K8s Observability: Log Queries & Service Selection
Pod Log Queries
# Single Pod
kubectl logs -f <pod-name>
# All replicas by label
kubectl logs -f -l app=my-app
# Grep across all Pods
kubectl logs -l app=my-app --all-containers | grep "keyword"
Python analogy:
# kubectl logs -f <pod> is equivalent toimport subprocesssubprocess.run(["tail", "-f", "/var/log/app.log"])# kubectl logs -l app=my-app = tail logs from all workers simultaneously# Like watching stdout from all gunicorn worker processes at once
With multiple replicas, each Pod only has logs for part of the traffic. To find a specific request use centralized logging (CloudWatch Logs Insights, Loki) or trace IDs.
Why kubectl logs Alone Isn't Enough
Assume you have 5 inference worker Pods, one request errored:
kubectl logs pod-1 → not there
kubectl logs pod-2 → not there
kubectl logs pod-3 → found it!
Problem: you don't know which Pod to look at.

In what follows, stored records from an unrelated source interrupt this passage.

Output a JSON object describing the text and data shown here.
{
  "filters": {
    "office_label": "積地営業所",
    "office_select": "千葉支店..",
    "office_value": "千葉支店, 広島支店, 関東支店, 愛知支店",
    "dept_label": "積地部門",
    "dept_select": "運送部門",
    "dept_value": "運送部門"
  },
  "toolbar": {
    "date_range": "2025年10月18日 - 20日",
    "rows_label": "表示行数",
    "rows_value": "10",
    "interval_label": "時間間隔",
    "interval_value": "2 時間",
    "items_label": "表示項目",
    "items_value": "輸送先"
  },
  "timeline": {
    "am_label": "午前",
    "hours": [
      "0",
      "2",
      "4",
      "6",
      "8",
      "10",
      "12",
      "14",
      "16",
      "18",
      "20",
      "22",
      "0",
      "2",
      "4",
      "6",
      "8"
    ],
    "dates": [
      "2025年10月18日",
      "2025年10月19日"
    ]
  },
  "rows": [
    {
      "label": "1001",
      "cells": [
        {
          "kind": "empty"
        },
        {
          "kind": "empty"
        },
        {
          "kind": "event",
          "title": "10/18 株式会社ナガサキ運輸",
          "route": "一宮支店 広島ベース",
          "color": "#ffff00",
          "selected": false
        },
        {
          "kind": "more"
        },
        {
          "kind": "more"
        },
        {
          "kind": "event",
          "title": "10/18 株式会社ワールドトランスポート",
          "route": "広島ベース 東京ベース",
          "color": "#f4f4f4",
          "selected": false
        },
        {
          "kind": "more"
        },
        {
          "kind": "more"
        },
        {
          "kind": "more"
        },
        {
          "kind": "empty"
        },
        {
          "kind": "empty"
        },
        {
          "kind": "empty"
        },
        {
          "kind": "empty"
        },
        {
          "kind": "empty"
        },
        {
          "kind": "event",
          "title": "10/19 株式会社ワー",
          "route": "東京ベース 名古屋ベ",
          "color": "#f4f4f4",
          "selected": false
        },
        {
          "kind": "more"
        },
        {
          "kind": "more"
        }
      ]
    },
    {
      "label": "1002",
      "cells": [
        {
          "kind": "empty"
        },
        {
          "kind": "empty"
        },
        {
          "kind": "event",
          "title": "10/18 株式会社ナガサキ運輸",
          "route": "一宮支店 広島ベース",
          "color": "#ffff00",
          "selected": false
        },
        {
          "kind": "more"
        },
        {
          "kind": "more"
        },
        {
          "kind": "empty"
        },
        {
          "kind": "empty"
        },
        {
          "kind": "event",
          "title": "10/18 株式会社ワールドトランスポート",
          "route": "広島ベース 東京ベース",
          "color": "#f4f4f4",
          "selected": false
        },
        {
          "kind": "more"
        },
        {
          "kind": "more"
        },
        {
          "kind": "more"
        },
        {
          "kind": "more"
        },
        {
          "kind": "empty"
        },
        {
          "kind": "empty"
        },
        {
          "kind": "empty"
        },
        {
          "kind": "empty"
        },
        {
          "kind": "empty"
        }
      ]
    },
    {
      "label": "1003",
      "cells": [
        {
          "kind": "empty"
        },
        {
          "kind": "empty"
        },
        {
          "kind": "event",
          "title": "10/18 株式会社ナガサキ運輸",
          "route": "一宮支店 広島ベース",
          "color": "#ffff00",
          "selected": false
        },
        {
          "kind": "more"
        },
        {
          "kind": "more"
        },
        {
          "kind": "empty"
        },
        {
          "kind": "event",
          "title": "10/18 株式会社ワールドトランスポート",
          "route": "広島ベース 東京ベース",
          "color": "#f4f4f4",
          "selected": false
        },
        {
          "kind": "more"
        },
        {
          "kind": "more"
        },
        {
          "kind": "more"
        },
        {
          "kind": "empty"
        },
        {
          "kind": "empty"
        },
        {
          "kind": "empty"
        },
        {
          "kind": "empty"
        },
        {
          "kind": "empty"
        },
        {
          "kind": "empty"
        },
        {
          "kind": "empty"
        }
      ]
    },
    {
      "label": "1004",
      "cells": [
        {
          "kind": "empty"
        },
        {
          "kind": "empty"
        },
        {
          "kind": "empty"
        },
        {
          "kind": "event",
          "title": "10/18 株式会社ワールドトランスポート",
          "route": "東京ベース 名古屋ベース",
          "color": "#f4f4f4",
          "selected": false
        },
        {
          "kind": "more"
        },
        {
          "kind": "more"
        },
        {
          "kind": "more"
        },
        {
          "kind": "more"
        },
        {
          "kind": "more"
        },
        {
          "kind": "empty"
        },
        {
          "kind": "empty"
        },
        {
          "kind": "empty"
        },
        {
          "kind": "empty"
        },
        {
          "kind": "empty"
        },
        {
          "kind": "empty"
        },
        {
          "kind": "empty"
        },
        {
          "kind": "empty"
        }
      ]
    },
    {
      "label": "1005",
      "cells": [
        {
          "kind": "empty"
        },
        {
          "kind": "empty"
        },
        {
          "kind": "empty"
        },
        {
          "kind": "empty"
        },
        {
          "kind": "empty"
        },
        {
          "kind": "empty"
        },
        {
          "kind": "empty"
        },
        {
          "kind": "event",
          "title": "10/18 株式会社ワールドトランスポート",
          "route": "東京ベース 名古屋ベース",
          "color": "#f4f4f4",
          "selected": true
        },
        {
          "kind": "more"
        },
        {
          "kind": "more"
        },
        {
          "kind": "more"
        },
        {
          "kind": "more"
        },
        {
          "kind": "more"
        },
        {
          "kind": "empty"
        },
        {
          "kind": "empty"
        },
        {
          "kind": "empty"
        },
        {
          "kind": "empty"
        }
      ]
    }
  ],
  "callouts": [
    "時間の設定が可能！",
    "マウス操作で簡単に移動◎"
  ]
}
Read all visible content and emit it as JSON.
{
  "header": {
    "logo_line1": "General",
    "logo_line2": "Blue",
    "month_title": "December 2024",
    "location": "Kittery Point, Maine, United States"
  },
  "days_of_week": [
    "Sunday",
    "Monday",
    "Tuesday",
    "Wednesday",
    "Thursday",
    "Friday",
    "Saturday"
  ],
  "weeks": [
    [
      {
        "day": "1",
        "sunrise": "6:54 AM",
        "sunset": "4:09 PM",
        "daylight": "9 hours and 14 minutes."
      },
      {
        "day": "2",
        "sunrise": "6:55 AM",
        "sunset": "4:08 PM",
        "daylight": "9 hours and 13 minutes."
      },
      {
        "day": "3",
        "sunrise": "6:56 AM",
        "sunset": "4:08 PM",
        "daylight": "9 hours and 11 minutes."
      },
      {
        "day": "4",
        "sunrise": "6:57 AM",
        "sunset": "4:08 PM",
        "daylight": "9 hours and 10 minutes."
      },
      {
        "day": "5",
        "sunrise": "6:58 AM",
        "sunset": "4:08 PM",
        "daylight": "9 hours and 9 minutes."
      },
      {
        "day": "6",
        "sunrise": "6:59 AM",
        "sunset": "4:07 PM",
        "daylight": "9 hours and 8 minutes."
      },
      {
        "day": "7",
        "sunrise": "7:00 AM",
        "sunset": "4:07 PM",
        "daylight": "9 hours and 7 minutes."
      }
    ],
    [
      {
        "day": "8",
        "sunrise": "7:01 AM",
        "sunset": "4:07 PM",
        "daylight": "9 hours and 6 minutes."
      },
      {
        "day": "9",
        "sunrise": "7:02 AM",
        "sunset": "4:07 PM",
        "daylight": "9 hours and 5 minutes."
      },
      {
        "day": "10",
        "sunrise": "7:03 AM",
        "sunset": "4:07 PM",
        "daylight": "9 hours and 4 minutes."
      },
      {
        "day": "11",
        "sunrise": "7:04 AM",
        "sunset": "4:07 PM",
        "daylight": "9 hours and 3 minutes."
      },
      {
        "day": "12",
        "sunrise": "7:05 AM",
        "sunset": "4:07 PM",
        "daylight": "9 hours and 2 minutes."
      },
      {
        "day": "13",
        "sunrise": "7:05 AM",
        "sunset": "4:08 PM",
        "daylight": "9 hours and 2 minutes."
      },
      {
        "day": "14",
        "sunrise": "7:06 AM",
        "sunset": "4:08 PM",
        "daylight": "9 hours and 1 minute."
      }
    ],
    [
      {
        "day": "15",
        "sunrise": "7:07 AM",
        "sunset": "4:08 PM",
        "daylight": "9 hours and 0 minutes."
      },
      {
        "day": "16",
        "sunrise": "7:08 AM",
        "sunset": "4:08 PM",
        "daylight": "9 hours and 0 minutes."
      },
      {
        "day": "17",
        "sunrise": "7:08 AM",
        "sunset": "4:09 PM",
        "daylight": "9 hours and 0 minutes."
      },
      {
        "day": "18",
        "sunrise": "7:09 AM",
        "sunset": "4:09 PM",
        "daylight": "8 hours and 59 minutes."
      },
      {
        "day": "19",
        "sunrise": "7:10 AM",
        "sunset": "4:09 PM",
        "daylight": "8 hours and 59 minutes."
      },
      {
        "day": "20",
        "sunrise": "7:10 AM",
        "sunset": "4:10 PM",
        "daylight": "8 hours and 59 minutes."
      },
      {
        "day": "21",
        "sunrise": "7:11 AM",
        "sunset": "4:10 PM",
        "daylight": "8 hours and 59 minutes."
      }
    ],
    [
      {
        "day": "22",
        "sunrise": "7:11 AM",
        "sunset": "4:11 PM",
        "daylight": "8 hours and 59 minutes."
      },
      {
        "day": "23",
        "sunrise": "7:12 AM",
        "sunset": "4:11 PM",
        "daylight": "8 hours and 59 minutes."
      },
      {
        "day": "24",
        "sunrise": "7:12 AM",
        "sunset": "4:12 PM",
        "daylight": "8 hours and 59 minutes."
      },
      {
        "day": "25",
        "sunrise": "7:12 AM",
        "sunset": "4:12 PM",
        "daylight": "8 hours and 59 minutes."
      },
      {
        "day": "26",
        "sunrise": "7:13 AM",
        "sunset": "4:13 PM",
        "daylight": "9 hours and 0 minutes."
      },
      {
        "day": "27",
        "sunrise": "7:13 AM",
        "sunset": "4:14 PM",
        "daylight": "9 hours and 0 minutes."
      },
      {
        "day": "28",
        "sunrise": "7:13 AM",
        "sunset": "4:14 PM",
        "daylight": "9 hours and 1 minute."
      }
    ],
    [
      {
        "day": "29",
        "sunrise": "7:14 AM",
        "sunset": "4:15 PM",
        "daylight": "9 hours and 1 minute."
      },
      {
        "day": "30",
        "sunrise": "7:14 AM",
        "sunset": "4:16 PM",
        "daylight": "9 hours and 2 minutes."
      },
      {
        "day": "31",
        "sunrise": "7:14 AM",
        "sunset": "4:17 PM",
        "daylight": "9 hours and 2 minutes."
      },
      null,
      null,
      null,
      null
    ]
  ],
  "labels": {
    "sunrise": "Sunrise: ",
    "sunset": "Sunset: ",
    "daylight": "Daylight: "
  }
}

# Solution: add a trace_id to every log entry
import uuid
import logging
trace_id = str(uuid.uuid4())
logging.info(
f"[{trace_id}] Starting inference",
extra={"trace_id": trace_id}
)
# Then query across all Pods in CloudWatch Logs Insights:
# filter @message like "abc-123-def"
Container Service Comparison (AWS)
| EKS (Kubernetes) | Lambda | |
|---|---|---|
| How it works | You manage Pods, runs continuously | Event-triggered, disappears when done |
| Best for | Long-running services, complex architecture | Short tasks (≤15 min), event-driven |
| Cost | Charged while nodes are running | Charged only for execution time |
| Management overhead | Manage nodes, scaling, deployments | Almost zero |
# Python analogy:
# EKS = run your own FastAPI server, online 24/7
# uvicorn app:app --host 0.0.0.0 --port 8080
# → machine stays on, you pay whether or not there are requests
# Lambda = Python function, runs on call, disappears when done
def lambda_handler(event, context):
result = model.predict(event["input"])
return {"prediction": result}
# → no charge when idle, but cold start takes a few seconds
Selection Guide
- Inference system (your case) → EKS: model must stay in memory, cold start is unacceptable, GPU required
- Lightweight API, event processing → Lambda: low traffic, no GPU needed, cold start acceptable
EKS = AWS-managed Kubernetes. AWS manages the control plane; you manage worker nodes and deployments.